Por Kleber Karpov
Um recente estudo realizado pelo Instituto Butantan e divulgado na revista Nature Medicine revelou que a vacina nacional Butantan-DV mantém sua eficácia contra a dengue por até cinco anos. A pesquisa, que contou com a participação de mais de 16 mil voluntários, apontou que a vacina de dose única oferece uma proteção de 80,5% contra casos graves da doença, sem necessidade de hospitalizações ou ocorrência de dengue severa entre os vacinados durante o período de análise.
A diretora médica do Instituto Butantan, Fernanda Boulos, ressaltou que o estudo confirma não apenas a durabilidade da proteção, mas também a eficácia do esquema vacinal de apenas uma dose. A Butantan-DV é o primeiro imunizante contra a dengue no mundo com essa característica, o que representa uma vantagem logística e de adesão da população.
“Vacinas que exigem duas ou mais doses muitas vezes enfrentam o problema da baixa adesão para completar o esquema. Portanto, a demonstração de que uma única dose mantém a proteção elevada é muito significativa. No entanto, continuaremos acompanhando para determinar se será necessário um reforço após 10 ou 20 anos”, afirmou Fernanda Boulos.
A eficácia geral da vacina contra qualquer tipo de dengue foi de 65%. No entanto, esse índice sobe para 77,1% em pessoas que já tiveram a doença antes de receber a vacina, indicando uma resposta imune mais forte nesse grupo.
Restrições
O estudo indicou variações na eficácia de acordo com a faixa etária, com uma proteção maior em adultos e adolescentes em comparação com as crianças. Com base nesses dados, a Agência Nacional de Vigilância Sanitária (Anvisa) autorizou o uso da Butantan-DV para pessoas entre 12 e 59 anos, mesmo tendo incluído crianças a partir de 2 anos nos testes.
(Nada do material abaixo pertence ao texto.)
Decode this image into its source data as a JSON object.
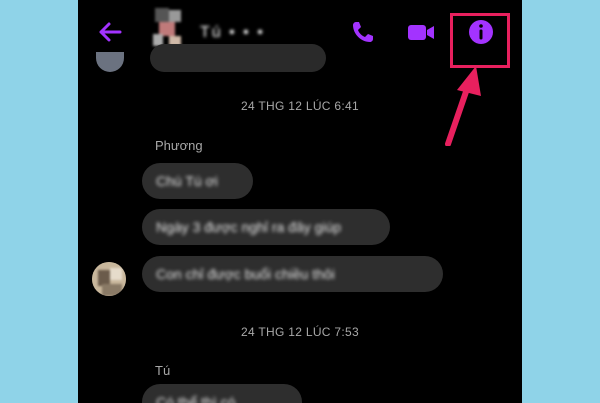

“Embora reconheçam que os dados de segurança para crianças estejam corretos, como a eficácia entre as crianças diminui mais do que entre os adultos após cinco anos, precisamos avaliar se será necessário um reforço para elas”, explicou a diretora médica do Butantan.
Fernanda Boulos informou que o instituto já está planejando, em parceria com a Anvisa, um estudo adicional para investigar a necessidade de uma dose de reforço para o público infantil. Além disso, testes com idosos estão em andamento, com resultados previstos para o próximo ano, visando uma possível ampliação do público-alvo da vacina.
O diretor da Sociedade Brasileira de Imunizações (SBIM), Juarez Cunha, considera essencial a inclusão de idosos, uma vez que esse grupo apresenta a maior taxa de mortalidade por dengue no país. Ele também enfatizou a segurança da vacina demonstrada na pesquisa.
“Os resultados mostram que a vacina permanece protetora por um longo período e é extremamente segura. Este é um ponto fundamental. É necessário analisar como os medicamentos, incluindo vacinas, se comportam com o uso”, complementou Juarez Cunha.
Segurança
O estudo em longo prazo, que envolveu cerca de 10 mil pessoas vacinadas e quase 6 mil que receberam placebo, confirmou que a Butantan-DV foi bem tolerada, sem preocupações significativas de segurança. A pesquisa ressalta a importância estratégica do desenvolvimento de vacinas no país.
“É fundamental estrategicamente que tenhamos pesquisas nacionais capazes de produzir esses produtos de ponta, eficazes e seguros. Isso facilita o abastecimento do nosso Programa Nacional de Imunizações e também é um ativo de negociação com outros países”, destacou o diretor da SBIM.
A prioridade do Instituto Butantan é fornecer ao Sistema Único de Saúde (SUS). Porém, após atender à demanda interna, a instituição está considerando a possibilidade de negociar a venda de doses para outros países, especialmente na América Latina, que também enfrentam epidemias de dengue.